Like the B-58 Hustler of a few years earlier, it was designed to
fight a nuclear war: to fly high and fast to avoid ground fire and
interceptors, and to drop a single large bomb. Intended to replace the
subsonic A-3 Skywarrior in US Navy service, it was a descendant of the
XF-108 Rapier design (a proposed Mach 3 interceptor counterpart to
the Mach 3 XB-70 Valkyrie).
Unlike many high-altitude aircraft, its shape is fairly conventional:
a high-mounted swept wing (with some delta-like characteristics), and
a large tailplane. However, it was distinctly sophisticated,
particularly for its era: to improve low-speed lift it had an early
blown-flap boundary layer control system, it used one of the first
fly-by-wire control systems, it carried an inertial navigation system,
and the cockpit featured an early HUD ("Pilot's Projected Display
Indicator").
It ran on a pair of J79s, the same engine used in the B-58, but
sensibly kept them close to the centreline to avoid spin problems. In
order to be able to drop bombs cleanly at supersonic speeds, its bomb
bay was of a unique design: rather than opening downwards, it
consisted of a tube running the length of the aircraft between the
engines, with an opening between the jet nozzles. It would in theory
be loaded with a single Mk 28 in front of two disposable fuel pods
which would be emptied on the flight towards the target; to drop the
bomb, a small explosive charge would project the whole "stores train"

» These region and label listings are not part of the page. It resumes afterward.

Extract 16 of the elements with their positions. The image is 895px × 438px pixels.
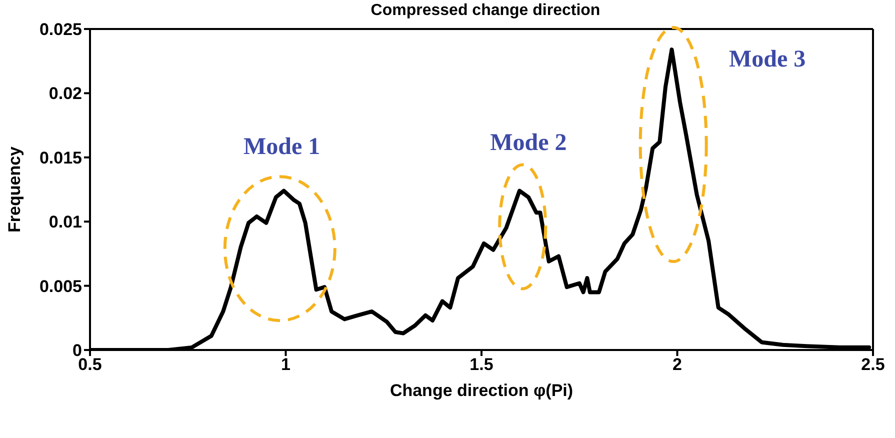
- annotation: Mode 1: [244, 134, 320, 160]
- y-tick-label: 0.015: [39, 148, 82, 168]
- y-tick-label: 0.02: [48, 84, 82, 104]
- y-axis-title: Frequency: [5, 146, 24, 232]
- x-tick-label: 1.5: [470, 355, 494, 374]
- annotation: Mode 3: [728, 46, 806, 73]
- annotation: Mode 2: [490, 130, 567, 156]
- x-tick-label: 2.5: [861, 355, 885, 374]
- x-tick-label: 2: [672, 355, 682, 374]
- y-tick-label: 0.025: [39, 20, 82, 40]
- y-tick-label: 0.005: [39, 276, 82, 296]
- x-axis-title: Change direction φ(Pi): [390, 381, 574, 400]
- chart-title: Compressed change direction: [370, 2, 602, 20]
- y-tick-label: 0.01: [48, 212, 82, 232]
- x-tick-label: 0.5: [78, 355, 102, 374]
- x-tick-label: 1: [281, 355, 290, 374]
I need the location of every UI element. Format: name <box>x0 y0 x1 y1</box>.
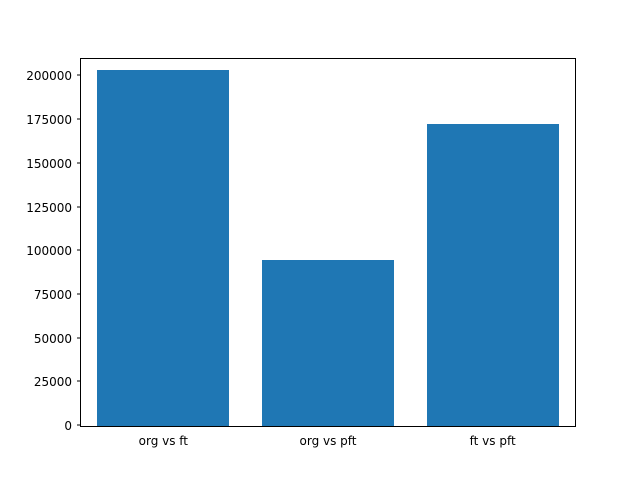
x-tick-label-org-vs-ft: org vs ft <box>138 434 189 448</box>
plot-area: 0 25000 50000 75000 100000 125000 150000 175000… <box>26 58 576 448</box>
y-tick-mark <box>77 118 81 120</box>
y-tick-label: 100000 <box>26 244 72 259</box>
y-tick-label: 150000 <box>26 156 72 171</box>
x-tick-label-org-vs-pft: org vs pft <box>299 434 357 448</box>
y-tick-label: 50000 <box>33 331 72 346</box>
y-tick-label: 200000 <box>26 69 72 84</box>
y-tick-mark <box>77 249 81 251</box>
y-tick-mark <box>77 293 81 295</box>
bar-org-vs-ft <box>97 69 230 426</box>
bar-ft-vs-pft <box>426 123 559 426</box>
y-tick-label: 0 <box>64 419 72 433</box>
y-tick-label: 25000 <box>33 375 72 390</box>
x-tick-label-ft-vs-pft: ft vs pft <box>469 434 516 448</box>
bar-org-vs-pft <box>262 259 394 426</box>
y-tick-label: 175000 <box>26 113 72 128</box>
y-tick-label: 125000 <box>26 200 72 215</box>
y-tick-mark <box>77 424 81 426</box>
y-tick-mark <box>77 206 81 208</box>
y-tick-mark <box>77 74 81 76</box>
y-tick-mark <box>77 162 81 164</box>
y-tick-mark <box>77 380 81 382</box>
y-tick-label: 75000 <box>33 287 72 302</box>
y-tick-mark <box>77 337 81 339</box>
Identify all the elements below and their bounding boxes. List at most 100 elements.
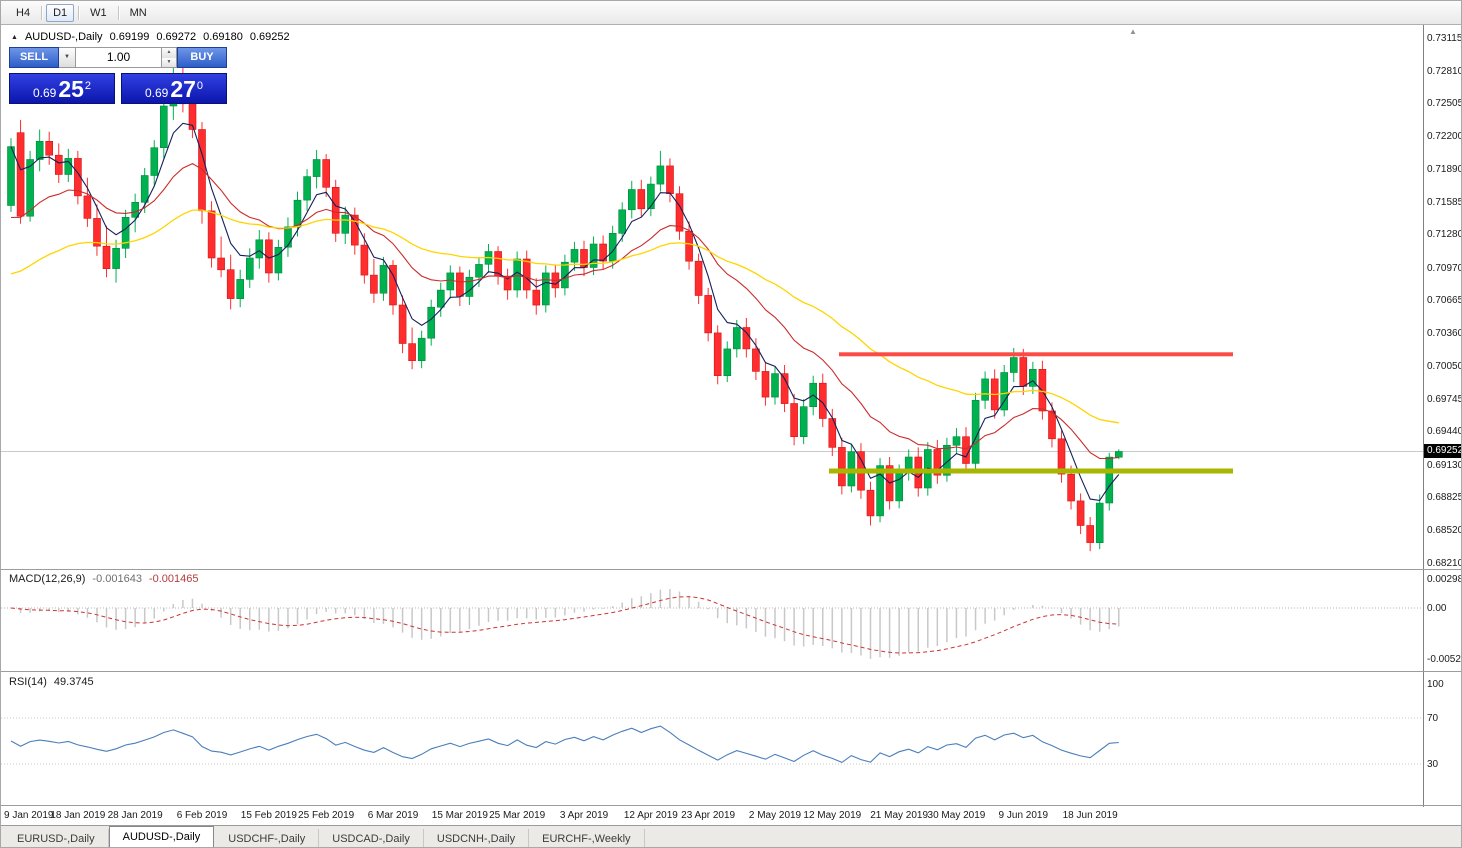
price-axis[interactable]: 0.69252 0.73115 0.72810 0.72505 0.72200 0.71… <box>1423 25 1462 807</box>
chart-tabs: EURUSD-,Daily AUDUSD-,Daily USDCHF-,Daily U… <box>4 826 645 847</box>
buy-price-prefix: 0.69 <box>144 86 169 100</box>
chevron-down-icon: ▼ <box>64 54 70 60</box>
chart-tab-eurchf-weekly[interactable]: EURCHF-,Weekly <box>529 829 645 847</box>
price-axis-label: 0.68520 <box>1427 524 1462 536</box>
buy-price-point: 0 <box>196 80 204 92</box>
toolbar-separator <box>78 5 80 20</box>
chart-tab-usdcad-daily[interactable]: USDCAD-,Daily <box>319 829 424 847</box>
rsi-line <box>10 725 1119 764</box>
date-axis-label: 6 Mar 2019 <box>367 810 419 821</box>
sell-price-point: 2 <box>84 80 92 92</box>
price-axis-label: 0.70050 <box>1427 361 1462 373</box>
buy-price-pips: 27 <box>170 76 196 102</box>
volume-stepper[interactable]: ▲ ▼ <box>162 47 177 68</box>
toolbar-separator <box>117 5 119 20</box>
moving-average-line-2 <box>10 209 1119 424</box>
timeframe-button-mn[interactable]: MN <box>129 6 147 19</box>
one-click-trading-panel: SELL ▼ 1.00 ▲ ▼ BUY 0.69 25 2 0.69 27 0 <box>9 47 227 104</box>
stepper-down-icon[interactable]: ▼ <box>162 57 176 67</box>
stepper-up-icon[interactable]: ▲ <box>162 48 176 58</box>
timeframe-button-d1[interactable]: D1 <box>46 3 75 22</box>
rsi-axis-label: 70 <box>1427 713 1439 724</box>
chart-tab-audusd-daily[interactable]: AUDUSD-,Daily <box>108 826 215 847</box>
price-axis-label: 0.68210 <box>1427 558 1462 569</box>
macd-label: MACD(12,26,9) -0.001643 -0.001465 <box>9 573 199 585</box>
ohlc-close: 0.69252 <box>249 31 290 43</box>
rsi-title: RSI(14) <box>9 676 47 688</box>
price-axis-label: 0.71890 <box>1427 164 1462 176</box>
date-axis-label: 9 Jun 2019 <box>998 810 1049 821</box>
sell-price-quote[interactable]: 0.69 25 2 <box>9 73 115 104</box>
price-axis-label: 0.68825 <box>1427 492 1462 504</box>
date-axis-label: 2 May 2019 <box>748 810 802 821</box>
candles-layer <box>7 55 1123 552</box>
toolbar-separator <box>41 5 43 20</box>
timeframe-button-group: H4 D1 W1 MN <box>9 3 154 22</box>
ohlc-low: 0.69180 <box>203 31 243 43</box>
date-axis-label: 25 Feb 2019 <box>298 810 355 821</box>
chart-tab-eurusd-daily[interactable]: EURUSD-,Daily <box>4 829 109 847</box>
price-axis-label: 0.72810 <box>1427 65 1462 77</box>
sell-button[interactable]: SELL <box>9 47 59 68</box>
resistance-line[interactable] <box>839 352 1233 357</box>
price-axis-label: 0.71280 <box>1427 229 1462 241</box>
price-axis-label: 0.70360 <box>1427 327 1462 339</box>
timeframe-button-h4[interactable]: H4 <box>16 6 31 19</box>
chart-title: AUDUSD-,Daily <box>24 31 103 43</box>
buy-button[interactable]: BUY <box>177 47 227 68</box>
price-axis-label: 0.70665 <box>1427 295 1462 307</box>
date-axis-label: 18 Jun 2019 <box>1062 810 1118 821</box>
date-axis-label: 21 May 2019 <box>870 810 929 821</box>
date-axis-label: 12 May 2019 <box>803 810 862 821</box>
ohlc-high: 0.69272 <box>156 31 197 43</box>
timeframe-toolbar: H4 D1 W1 MN <box>1 1 1461 25</box>
date-axis-label: 15 Mar 2019 <box>431 810 488 821</box>
volume-input[interactable]: 1.00 <box>76 47 162 68</box>
chart-symbol-header: ▲ AUDUSD-,Daily 0.69199 0.69272 0.69180 … <box>11 31 290 43</box>
support-line[interactable] <box>829 468 1233 474</box>
rsi-axis-label: 30 <box>1427 759 1439 770</box>
macd-indicator-pane[interactable] <box>1 570 1423 671</box>
price-axis-label: 0.69745 <box>1427 393 1462 405</box>
price-axis-label: 0.73115 <box>1427 33 1462 44</box>
date-axis-label: 6 Feb 2019 <box>176 810 228 821</box>
date-axis-label: 23 Apr 2019 <box>681 810 736 821</box>
price-axis-label: 0.70970 <box>1427 262 1462 274</box>
date-axis-label: 12 Apr 2019 <box>623 810 678 821</box>
chart-shift-marker-icon[interactable]: ▲ <box>1129 27 1137 36</box>
sell-price-pips: 25 <box>58 76 84 102</box>
macd-main-value: -0.001643 <box>92 573 142 585</box>
pane-separator <box>1 805 1461 806</box>
macd-axis-label: 0.002984 <box>1427 573 1461 585</box>
volume-dropdown-button[interactable]: ▼ <box>59 47 76 68</box>
macd-signal-value: -0.001465 <box>148 573 199 585</box>
ohlc-open: 0.69199 <box>109 31 150 43</box>
pane-separator[interactable] <box>1 569 1461 570</box>
date-axis-label: 25 Mar 2019 <box>489 810 546 821</box>
sell-price-prefix: 0.69 <box>32 86 57 100</box>
price-axis-label: 0.72200 <box>1427 130 1462 142</box>
timeframe-button-w1[interactable]: W1 <box>90 6 107 19</box>
rsi-indicator-pane[interactable] <box>1 672 1423 805</box>
macd-signal-line <box>10 596 1119 654</box>
macd-axis-label: -0.005256 <box>1427 654 1461 666</box>
collapse-panel-icon[interactable]: ▲ <box>11 33 18 41</box>
date-axis-label: 30 May 2019 <box>927 810 986 821</box>
price-axis-label: 0.71585 <box>1427 196 1462 208</box>
macd-axis-label: 0.00 <box>1427 603 1447 614</box>
date-axis-label: 9 Jan 2019 <box>4 810 54 821</box>
pane-separator[interactable] <box>1 671 1461 672</box>
chart-tab-usdchf-daily[interactable]: USDCHF-,Daily <box>215 829 320 847</box>
price-axis-label: 0.69440 <box>1427 426 1462 438</box>
buy-price-quote[interactable]: 0.69 27 0 <box>121 73 227 104</box>
macd-histogram <box>19 589 1120 659</box>
rsi-axis-label: 100 <box>1427 678 1444 690</box>
time-axis[interactable]: 9 Jan 2019 18 Jan 2019 28 Jan 2019 6 Feb 20… <box>1 806 1423 824</box>
price-axis-label: 0.72505 <box>1427 98 1462 110</box>
chart-tab-usdcnh-daily[interactable]: USDCNH-,Daily <box>424 829 530 847</box>
moving-average-line-0 <box>10 122 1120 501</box>
date-axis-label: 28 Jan 2019 <box>107 810 163 821</box>
main-price-chart[interactable] <box>1 25 1423 569</box>
moving-average-line-1 <box>10 162 1119 460</box>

assembly backwards out of the aircraft at about thirty knots relative
speed. This part of the aircraft never worked reliably, and live
weapons were never actually carried; on three occasions, the stress of
a carrier launch knocked the stores train loose from the aircraft,
spilling fuel pods across the deck.
Although the high stall speed, and high angle of attack on landing,
made it a demanding aircraft to fly, it was popular with pilots; the
clean design and good thrust-to-weight ratio made it fast and
relatively nimble. (Unlike the Skywarrior, it also had ejection
seats.) As one might expect, the large and complex aircraft had a
variety of teething problems, particularly with its array of
electronic systems. It got a reputation for needing far more
maintenance hours than other carrier aircraft, and for in-flight
failures.
However, the Vigilante's real problem was that it was came into
service in the nuclear strike role around the time that the US Navy
was moving its nuclear capability to ballistic-missile submarines. In
1963, two years after its first deployment, the decision was made to
convert all aircraft to a reconnaissance configuration.

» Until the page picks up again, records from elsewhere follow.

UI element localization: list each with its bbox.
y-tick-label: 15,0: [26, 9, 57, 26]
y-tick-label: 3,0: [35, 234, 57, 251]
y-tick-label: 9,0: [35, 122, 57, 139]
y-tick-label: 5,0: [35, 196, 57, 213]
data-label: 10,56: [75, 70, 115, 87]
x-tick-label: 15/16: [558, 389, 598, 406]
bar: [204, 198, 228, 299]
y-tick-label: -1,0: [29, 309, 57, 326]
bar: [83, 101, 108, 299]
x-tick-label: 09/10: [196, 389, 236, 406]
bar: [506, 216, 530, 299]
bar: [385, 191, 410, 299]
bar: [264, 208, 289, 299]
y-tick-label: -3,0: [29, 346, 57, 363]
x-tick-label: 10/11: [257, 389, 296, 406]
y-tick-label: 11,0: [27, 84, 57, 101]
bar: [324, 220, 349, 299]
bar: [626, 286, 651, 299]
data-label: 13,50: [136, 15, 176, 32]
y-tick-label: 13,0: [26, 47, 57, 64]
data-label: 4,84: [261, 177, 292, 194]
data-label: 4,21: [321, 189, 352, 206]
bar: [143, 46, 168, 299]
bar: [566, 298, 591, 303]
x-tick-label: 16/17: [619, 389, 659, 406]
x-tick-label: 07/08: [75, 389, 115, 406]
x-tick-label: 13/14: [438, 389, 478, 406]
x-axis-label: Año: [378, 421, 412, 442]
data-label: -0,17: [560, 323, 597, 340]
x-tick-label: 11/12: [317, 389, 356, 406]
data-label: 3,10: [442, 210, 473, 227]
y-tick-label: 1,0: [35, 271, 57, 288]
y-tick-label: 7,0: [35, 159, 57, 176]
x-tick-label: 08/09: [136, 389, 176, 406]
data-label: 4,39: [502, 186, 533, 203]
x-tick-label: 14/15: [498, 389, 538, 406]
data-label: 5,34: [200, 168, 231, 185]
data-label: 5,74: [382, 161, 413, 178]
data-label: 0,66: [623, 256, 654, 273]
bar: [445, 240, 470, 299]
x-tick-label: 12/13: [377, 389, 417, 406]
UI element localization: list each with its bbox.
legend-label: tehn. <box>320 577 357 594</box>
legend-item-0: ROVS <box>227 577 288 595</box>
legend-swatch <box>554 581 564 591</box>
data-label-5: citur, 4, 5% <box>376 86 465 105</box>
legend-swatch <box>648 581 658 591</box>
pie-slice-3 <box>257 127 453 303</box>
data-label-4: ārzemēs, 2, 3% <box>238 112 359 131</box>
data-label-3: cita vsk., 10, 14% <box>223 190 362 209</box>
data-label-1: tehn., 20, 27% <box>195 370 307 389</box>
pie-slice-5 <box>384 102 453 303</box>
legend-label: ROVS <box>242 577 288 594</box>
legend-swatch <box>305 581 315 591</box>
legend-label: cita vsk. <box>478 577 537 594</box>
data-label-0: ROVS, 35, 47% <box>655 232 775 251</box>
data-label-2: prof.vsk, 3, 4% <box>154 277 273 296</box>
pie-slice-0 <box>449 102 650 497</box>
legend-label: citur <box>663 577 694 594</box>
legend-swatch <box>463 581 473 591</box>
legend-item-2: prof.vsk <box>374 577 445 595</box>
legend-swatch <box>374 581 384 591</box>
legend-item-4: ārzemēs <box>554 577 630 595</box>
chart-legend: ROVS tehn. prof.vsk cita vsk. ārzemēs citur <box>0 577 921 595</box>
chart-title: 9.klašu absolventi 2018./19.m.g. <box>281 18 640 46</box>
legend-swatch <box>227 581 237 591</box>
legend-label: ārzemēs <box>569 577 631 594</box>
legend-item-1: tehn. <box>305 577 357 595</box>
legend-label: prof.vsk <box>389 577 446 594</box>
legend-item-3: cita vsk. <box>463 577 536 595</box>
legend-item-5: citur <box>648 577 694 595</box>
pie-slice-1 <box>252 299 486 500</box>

This involved slightly enlarging the wing, replacing the Mk 28 with a
third fuel pod, and adding a ventral fairing for the new equipment
(side-looking radar, infra-red scanner, and various cameras). With
only a modest increase in thrust and five tons more weight, the plane
lost some of its acceleration and climb rate, though it was still fast
in level flight. The bombing electronics were retained, and the
Vigilante could in theory still carry weapons on its wing pylons,
though it never did in service. As a recon aircraft it saw action over
Vietnam.
A variant proposed by North American to the USAF, the NR-349 (known in
some designs as "Retaliator"), would have used the airframe as the
basis for a land-based interceptor, with either a liquid-fuel rocket
or a third J79 (presumably mounted in the former bomb bay) to boost
performance. This would have carried six AIM-54 Phoenix missiles,
presumably to shoot down waves of Soviet bombers. It didn't get very
far.
Even by the middle of the 1970s, the Vigilante was still a troublesome
and complex aircraft to operate and maintain, and its size consumed
precious deck and hangar space. Once the Vietnam War was over,
squadrons began to be disbanded, and the last Vigilante flight came in
1979. The reconnaissance role was taken over by fighters, first the
F-8 Crusader and RF-4B Phantom and later the F-14 Tomcat.
The A-3 Skywarrior, which the Vigilante was meant to replace,
continued in service as a tanker and later an EW platform until 1991.